From taxing the wealthy tax to fining hospitals for black maternal deaths, her ideas don’t make sense.
Elizabeth Warren is being lauded as the serious candidate in the race. Her motto, “I have a plan for that,” is accepted as proof that she is thoughtful and conscientious. That’s too generous.
One should expect a grown-up to evaluate costs and benefits, to understand tradeoffs, and to pay for what they propose. By that standard, Senator Warren’s big plans fail spectacularly. What Warren has done is engage in magic-wand politics. Wouldn’t it be great if college were free and everyone got subsidized child care? ) (No.) Wouldn’t life be grand if everyone’s rent were reduced by 10 percent? If wishes were horses . . .
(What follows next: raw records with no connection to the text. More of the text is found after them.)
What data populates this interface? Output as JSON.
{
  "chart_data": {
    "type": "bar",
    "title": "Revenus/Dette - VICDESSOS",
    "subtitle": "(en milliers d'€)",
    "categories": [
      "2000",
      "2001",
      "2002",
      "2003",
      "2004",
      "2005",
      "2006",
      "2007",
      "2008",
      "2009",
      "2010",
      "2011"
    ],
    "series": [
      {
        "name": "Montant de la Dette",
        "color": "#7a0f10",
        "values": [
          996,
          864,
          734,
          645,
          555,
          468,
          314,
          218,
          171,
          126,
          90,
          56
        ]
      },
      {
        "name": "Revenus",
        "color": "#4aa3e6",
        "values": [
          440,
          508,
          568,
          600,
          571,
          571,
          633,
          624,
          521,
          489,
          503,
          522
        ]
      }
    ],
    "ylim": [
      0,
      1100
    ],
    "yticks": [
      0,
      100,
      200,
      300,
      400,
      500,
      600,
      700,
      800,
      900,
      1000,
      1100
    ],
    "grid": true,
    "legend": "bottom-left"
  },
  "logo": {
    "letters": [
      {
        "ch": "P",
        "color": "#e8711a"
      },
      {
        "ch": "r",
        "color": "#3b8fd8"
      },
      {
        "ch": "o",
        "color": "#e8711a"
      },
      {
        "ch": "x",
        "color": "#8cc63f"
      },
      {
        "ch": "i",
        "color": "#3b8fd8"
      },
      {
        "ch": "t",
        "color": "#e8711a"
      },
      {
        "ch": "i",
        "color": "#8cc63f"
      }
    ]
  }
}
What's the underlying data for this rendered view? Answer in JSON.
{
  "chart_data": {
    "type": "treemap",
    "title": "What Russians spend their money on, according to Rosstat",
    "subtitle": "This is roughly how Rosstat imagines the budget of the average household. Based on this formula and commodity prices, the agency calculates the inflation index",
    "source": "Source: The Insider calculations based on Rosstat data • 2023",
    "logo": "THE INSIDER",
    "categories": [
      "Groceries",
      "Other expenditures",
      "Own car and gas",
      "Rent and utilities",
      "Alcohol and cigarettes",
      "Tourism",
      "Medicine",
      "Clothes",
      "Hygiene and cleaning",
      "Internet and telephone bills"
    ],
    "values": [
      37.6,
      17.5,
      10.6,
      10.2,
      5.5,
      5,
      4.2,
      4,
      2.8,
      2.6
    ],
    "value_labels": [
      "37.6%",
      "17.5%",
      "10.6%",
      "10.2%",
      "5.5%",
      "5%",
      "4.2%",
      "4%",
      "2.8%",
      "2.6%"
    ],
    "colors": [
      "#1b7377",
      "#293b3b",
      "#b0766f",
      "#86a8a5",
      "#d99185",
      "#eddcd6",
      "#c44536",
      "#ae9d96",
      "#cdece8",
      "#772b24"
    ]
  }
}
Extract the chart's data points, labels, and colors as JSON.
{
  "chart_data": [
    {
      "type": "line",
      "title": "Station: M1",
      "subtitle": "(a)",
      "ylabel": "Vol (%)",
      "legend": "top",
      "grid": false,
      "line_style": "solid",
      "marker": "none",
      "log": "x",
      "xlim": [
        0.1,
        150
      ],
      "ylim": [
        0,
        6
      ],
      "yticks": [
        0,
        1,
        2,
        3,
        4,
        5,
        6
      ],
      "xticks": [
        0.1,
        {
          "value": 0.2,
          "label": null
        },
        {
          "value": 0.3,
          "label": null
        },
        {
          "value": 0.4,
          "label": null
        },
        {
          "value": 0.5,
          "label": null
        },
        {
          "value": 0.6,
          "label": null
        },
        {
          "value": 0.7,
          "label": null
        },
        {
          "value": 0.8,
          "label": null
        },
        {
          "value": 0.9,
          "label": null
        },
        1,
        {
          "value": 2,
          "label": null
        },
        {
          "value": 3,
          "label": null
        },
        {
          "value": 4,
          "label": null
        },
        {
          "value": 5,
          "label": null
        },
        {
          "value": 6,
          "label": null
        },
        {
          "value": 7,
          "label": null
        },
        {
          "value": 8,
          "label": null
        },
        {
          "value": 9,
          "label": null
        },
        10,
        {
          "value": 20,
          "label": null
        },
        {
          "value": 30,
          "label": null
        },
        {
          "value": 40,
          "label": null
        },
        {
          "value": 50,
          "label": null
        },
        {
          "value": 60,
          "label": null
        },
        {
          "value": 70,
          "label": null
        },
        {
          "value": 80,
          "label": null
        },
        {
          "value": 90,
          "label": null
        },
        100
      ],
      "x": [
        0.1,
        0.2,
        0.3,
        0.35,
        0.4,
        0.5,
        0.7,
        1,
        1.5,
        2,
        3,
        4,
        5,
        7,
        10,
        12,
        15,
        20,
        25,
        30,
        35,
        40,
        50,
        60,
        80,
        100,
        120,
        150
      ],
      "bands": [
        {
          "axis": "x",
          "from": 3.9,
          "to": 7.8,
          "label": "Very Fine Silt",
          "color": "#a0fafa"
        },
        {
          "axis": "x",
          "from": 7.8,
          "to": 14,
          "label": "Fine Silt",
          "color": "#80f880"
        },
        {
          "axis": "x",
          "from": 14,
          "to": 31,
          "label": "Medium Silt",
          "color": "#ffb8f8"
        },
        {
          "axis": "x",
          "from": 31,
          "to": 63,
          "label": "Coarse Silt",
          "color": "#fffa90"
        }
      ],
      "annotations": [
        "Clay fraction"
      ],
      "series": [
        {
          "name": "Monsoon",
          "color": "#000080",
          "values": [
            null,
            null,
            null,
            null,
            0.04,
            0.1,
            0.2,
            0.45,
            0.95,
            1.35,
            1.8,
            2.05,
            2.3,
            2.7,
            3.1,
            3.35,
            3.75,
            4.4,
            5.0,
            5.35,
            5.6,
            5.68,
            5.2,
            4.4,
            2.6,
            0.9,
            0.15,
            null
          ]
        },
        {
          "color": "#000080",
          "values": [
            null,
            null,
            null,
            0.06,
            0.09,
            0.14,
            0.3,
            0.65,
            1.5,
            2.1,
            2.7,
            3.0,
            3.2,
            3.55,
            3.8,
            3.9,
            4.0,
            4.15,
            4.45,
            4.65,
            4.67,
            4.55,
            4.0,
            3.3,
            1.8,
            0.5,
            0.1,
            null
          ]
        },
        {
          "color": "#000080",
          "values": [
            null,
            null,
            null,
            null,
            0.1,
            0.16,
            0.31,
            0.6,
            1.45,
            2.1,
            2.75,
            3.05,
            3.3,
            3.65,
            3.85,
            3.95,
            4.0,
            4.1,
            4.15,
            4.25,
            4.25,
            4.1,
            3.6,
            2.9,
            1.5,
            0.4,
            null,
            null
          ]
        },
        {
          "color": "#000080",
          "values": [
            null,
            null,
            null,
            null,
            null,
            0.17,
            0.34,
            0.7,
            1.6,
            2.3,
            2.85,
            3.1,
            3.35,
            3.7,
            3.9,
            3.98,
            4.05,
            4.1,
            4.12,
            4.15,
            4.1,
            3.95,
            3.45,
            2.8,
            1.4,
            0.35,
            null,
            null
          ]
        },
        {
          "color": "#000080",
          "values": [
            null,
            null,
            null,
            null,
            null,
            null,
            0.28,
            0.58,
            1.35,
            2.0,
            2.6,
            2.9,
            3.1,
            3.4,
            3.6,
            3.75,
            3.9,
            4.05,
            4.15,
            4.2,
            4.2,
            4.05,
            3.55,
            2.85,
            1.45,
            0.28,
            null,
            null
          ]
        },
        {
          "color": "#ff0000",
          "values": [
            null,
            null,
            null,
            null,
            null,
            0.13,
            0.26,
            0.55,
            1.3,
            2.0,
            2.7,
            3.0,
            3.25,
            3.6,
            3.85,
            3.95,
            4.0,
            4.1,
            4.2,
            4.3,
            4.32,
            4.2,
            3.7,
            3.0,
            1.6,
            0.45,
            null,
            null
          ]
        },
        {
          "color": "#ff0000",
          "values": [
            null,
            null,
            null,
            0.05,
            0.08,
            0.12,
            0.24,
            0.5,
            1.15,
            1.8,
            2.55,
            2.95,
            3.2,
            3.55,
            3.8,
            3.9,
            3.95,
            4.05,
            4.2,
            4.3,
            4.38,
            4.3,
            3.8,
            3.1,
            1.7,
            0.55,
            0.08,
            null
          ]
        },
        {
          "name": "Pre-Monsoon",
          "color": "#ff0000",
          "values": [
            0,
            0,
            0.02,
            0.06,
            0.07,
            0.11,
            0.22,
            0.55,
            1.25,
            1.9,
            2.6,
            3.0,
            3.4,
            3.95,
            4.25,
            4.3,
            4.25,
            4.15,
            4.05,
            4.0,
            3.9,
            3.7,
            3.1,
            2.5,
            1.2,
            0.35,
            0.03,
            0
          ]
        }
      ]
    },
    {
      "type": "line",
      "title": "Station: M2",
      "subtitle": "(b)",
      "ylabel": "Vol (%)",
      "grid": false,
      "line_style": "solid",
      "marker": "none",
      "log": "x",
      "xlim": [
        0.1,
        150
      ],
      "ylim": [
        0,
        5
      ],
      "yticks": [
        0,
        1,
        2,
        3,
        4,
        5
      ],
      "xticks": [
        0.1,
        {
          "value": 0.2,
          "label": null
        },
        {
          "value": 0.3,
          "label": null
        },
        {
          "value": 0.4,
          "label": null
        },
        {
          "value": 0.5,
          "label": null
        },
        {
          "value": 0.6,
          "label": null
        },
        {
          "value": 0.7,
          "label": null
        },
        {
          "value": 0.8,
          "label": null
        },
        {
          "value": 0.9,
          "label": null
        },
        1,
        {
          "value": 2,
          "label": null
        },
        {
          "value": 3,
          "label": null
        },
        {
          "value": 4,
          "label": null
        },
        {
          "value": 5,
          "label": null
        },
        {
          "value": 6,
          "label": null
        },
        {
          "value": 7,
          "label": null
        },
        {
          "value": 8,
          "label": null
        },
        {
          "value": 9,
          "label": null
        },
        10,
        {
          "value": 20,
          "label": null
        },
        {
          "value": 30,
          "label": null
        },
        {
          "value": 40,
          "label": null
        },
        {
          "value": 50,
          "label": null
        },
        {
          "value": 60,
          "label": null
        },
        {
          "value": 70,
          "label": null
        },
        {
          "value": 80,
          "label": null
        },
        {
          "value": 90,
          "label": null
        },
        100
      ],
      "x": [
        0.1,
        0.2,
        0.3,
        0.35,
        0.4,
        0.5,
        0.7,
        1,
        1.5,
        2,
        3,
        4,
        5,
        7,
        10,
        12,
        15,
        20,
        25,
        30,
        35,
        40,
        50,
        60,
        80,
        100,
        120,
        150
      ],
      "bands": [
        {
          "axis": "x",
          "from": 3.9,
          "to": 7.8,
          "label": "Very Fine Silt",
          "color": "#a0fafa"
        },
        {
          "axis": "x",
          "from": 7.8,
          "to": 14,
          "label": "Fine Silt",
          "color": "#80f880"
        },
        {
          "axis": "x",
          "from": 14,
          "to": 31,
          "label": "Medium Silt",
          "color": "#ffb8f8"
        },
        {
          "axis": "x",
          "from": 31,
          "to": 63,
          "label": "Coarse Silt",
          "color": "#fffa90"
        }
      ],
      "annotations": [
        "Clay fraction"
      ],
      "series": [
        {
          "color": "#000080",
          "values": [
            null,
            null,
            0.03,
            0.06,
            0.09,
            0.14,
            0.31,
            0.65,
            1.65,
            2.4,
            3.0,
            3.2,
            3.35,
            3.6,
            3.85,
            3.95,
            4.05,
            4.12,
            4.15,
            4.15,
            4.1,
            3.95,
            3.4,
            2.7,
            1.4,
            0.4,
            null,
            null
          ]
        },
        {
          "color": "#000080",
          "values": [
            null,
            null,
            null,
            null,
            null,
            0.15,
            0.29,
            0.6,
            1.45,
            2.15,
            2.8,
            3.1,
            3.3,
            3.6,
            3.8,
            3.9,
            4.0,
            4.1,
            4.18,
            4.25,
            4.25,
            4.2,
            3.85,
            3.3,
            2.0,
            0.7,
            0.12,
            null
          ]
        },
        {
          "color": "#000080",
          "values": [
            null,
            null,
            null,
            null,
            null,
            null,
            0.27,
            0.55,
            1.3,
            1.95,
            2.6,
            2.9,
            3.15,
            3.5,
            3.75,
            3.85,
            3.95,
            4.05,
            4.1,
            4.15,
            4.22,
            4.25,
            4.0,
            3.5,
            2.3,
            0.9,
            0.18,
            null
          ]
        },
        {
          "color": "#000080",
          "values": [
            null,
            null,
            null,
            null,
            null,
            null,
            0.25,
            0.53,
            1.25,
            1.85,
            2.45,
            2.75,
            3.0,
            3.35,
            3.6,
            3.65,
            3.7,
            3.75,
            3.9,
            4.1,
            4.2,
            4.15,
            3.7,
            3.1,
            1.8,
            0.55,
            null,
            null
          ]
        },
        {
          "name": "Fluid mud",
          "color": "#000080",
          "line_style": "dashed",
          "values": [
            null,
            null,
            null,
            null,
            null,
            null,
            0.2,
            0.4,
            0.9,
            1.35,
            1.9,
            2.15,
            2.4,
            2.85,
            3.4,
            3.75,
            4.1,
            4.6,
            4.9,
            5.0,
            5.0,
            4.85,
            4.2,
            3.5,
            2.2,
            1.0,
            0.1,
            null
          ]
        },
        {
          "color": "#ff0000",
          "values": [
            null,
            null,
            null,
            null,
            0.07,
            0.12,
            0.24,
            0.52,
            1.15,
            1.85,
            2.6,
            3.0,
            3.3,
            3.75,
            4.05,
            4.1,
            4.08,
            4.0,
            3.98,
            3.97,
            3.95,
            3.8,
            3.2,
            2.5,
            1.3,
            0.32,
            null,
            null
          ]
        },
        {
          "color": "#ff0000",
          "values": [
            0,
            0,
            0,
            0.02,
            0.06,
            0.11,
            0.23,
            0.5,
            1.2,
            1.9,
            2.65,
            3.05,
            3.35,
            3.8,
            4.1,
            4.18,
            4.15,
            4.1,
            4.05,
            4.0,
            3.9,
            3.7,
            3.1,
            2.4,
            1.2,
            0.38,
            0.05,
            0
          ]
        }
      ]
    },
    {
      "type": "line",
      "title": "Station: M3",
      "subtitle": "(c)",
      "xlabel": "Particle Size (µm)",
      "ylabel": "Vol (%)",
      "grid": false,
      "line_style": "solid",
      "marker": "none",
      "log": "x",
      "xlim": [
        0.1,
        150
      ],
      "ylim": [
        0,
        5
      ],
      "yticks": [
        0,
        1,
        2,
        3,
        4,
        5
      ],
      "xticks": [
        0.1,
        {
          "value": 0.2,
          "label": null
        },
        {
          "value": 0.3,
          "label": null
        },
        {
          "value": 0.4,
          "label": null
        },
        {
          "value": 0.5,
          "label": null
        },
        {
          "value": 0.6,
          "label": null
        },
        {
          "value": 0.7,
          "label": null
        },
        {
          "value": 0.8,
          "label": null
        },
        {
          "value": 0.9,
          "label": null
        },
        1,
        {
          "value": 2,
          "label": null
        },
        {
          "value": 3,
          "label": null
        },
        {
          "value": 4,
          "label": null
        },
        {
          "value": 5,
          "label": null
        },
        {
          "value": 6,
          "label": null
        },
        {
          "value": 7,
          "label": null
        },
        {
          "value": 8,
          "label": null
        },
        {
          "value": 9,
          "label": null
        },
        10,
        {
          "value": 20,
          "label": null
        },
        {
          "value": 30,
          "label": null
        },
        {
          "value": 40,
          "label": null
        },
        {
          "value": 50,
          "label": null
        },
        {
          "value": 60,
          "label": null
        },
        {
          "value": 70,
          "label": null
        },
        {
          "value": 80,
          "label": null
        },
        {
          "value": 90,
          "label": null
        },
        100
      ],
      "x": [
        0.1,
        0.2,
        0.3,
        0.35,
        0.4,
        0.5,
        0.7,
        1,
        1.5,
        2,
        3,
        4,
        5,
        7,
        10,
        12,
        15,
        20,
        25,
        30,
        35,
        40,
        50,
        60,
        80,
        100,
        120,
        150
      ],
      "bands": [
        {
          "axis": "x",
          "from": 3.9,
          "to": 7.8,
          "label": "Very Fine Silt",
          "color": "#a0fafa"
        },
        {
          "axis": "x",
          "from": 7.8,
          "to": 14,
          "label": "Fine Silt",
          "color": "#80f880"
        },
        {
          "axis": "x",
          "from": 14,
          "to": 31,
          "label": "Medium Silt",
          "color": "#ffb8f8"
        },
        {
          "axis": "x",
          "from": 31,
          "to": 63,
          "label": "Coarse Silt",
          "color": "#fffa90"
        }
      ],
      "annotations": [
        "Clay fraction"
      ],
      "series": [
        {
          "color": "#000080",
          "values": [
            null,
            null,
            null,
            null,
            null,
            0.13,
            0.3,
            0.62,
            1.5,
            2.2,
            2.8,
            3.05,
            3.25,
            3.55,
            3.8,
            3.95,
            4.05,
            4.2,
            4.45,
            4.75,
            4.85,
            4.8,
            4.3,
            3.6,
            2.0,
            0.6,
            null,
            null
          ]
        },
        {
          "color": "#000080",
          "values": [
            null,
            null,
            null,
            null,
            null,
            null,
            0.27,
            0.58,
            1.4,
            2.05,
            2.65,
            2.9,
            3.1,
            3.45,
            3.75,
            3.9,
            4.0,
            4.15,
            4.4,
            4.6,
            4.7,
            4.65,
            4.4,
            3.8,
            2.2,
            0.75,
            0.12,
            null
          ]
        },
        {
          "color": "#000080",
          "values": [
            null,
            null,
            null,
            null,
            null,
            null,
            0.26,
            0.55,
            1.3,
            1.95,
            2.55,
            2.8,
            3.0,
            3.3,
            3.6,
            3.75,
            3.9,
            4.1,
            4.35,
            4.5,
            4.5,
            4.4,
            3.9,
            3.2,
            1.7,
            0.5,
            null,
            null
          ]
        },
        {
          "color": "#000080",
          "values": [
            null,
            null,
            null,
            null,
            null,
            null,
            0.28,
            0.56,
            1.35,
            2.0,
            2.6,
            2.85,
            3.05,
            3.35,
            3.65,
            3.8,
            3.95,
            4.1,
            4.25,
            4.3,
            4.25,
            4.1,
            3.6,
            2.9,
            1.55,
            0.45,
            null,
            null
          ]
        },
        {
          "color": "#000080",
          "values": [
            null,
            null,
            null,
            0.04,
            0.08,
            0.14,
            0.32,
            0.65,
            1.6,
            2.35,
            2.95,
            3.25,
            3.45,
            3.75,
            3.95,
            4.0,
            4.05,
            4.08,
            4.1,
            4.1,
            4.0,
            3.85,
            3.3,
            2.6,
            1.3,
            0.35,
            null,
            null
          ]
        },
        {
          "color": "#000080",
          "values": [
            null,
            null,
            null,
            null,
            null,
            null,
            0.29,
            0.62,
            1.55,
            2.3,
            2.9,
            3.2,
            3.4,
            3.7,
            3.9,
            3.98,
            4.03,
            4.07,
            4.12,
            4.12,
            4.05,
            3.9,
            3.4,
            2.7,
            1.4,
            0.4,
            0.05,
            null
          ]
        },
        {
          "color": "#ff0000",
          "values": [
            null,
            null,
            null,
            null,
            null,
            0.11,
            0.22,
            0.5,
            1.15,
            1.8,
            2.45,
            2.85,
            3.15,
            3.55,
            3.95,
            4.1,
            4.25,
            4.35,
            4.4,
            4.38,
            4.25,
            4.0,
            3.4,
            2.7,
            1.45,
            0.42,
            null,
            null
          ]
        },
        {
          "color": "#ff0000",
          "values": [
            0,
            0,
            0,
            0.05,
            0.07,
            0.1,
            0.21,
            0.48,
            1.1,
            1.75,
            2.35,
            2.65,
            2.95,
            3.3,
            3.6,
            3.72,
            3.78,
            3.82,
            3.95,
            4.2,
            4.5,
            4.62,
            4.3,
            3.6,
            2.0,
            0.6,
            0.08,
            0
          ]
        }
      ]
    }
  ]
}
Others have noted that her assumptions about how much revenue can be raised through a wealth tax are wildly over-optimistic. Ten European countries experimented with wealth taxes. Seven abandoned them after discovering that they don’t work. And there are constitutional impediments in the U.S. Further, as my friend Josh Taifer, a California physician and day trader, points out, the level of government intrusion necessary to police a wealth tax would be unlike anything we’ve seen. Our incomes and dividends are reported to the IRS. But a yearly 2 percent wealth tax would be a levy on everything. It would encourage the rich to put their assets into less traceable forms such as gold, jewels, and art. Would IRS agents be rapping at their doors, demanding to see the contents of the home safe or, on a tip from a neighbor, hiring a backhoe to dig up gold bars buried in the backyard? And what about fluctuations in value? How much is that Andy Warhol painting worth? Can we really know until we go to sell it? There’s no Kelly Blue Book for paintings.
Warren breezes past these and other objections with indignant slogans about billionaire “freeloaders.” That’s an odd term. In 2016, the top 1 percent of earners took home 19.7 percent of national income. They also paid 37.3 percent of all taxes, which was more than the bottom 90 percent combined. If you want to raise (income) taxes on the rich, go ahead, but you will never extract enough to fund the spending Warren fondly imagines. The only way to achieve a Scandinavian-style welfare state is to do what the Scandinavians do — tax the heck out of the middle class.
Elizabeth Warren’s approach is 1960s Great Society stuff. She would build public housing, throw money at the opioid epidemic, break up big tech companies, break up agribusiness firms, introduce a new corporate profits tax, and on and on. Implicit in every plan is the notion that the government is competent to spend money and run things for everyone’s benefit. That worked so well the last time. As another friend, Sarah Longwell, observed recently, “Confidence in government is at its lowest ebb in years, and yet so many Democrats and Republicans want to give it more responsibility.”
One of Warren’s proposals concerns maternal mortality and specifically the higher rates of death in childbirth among African Americans. Warren is sure she knows exactly why. “It comes down to one thing — prejudice.” She says doctors and nurses don’t listen to black women the way they do to white women.
I’m skeptical. In the first place, even if doctors are more dismissive of black women than of others (and that is never acceptable), rarely will it be a matter of life and death. Second, obstetricians/gynecologists are about 62 percent female nationwide and more likely to be African American in major cities than elsewhere.
When Warren learned that black women are more than three times more likely to die in childbirth than white women — Hispanics have the lowest rate — she went straight to racism. But here are some other possibilities: Whereas infection was once the leading cause of death in childbirth, it is now more often underlying health issues such as hypertension and diabetes that lead to heart problems. Black women are less likely than whites to have prenatal care. They are also more likely to be obese (82 percent versus 63.5 percent). Obesity puts pregnant women at higher risk of a range of bad outcomes including heart attacks and strokes. According to the Office of Minority Health at the Department of Health and Human Services, African Americans are 20 percent less likely to engage in physical activity than whites. We know that being unmarried contributes to higher infant mortality. Could it also play a role in maternal mortality?
Warren proposes to fine hospitals if they don’t bring down the number of maternal deaths among black women. What could possibly go wrong? Well, the hospitals may have no control over the things that are causing the disparity. Yet hospitals that serve large numbers of black women will lose funding — and who suffers then?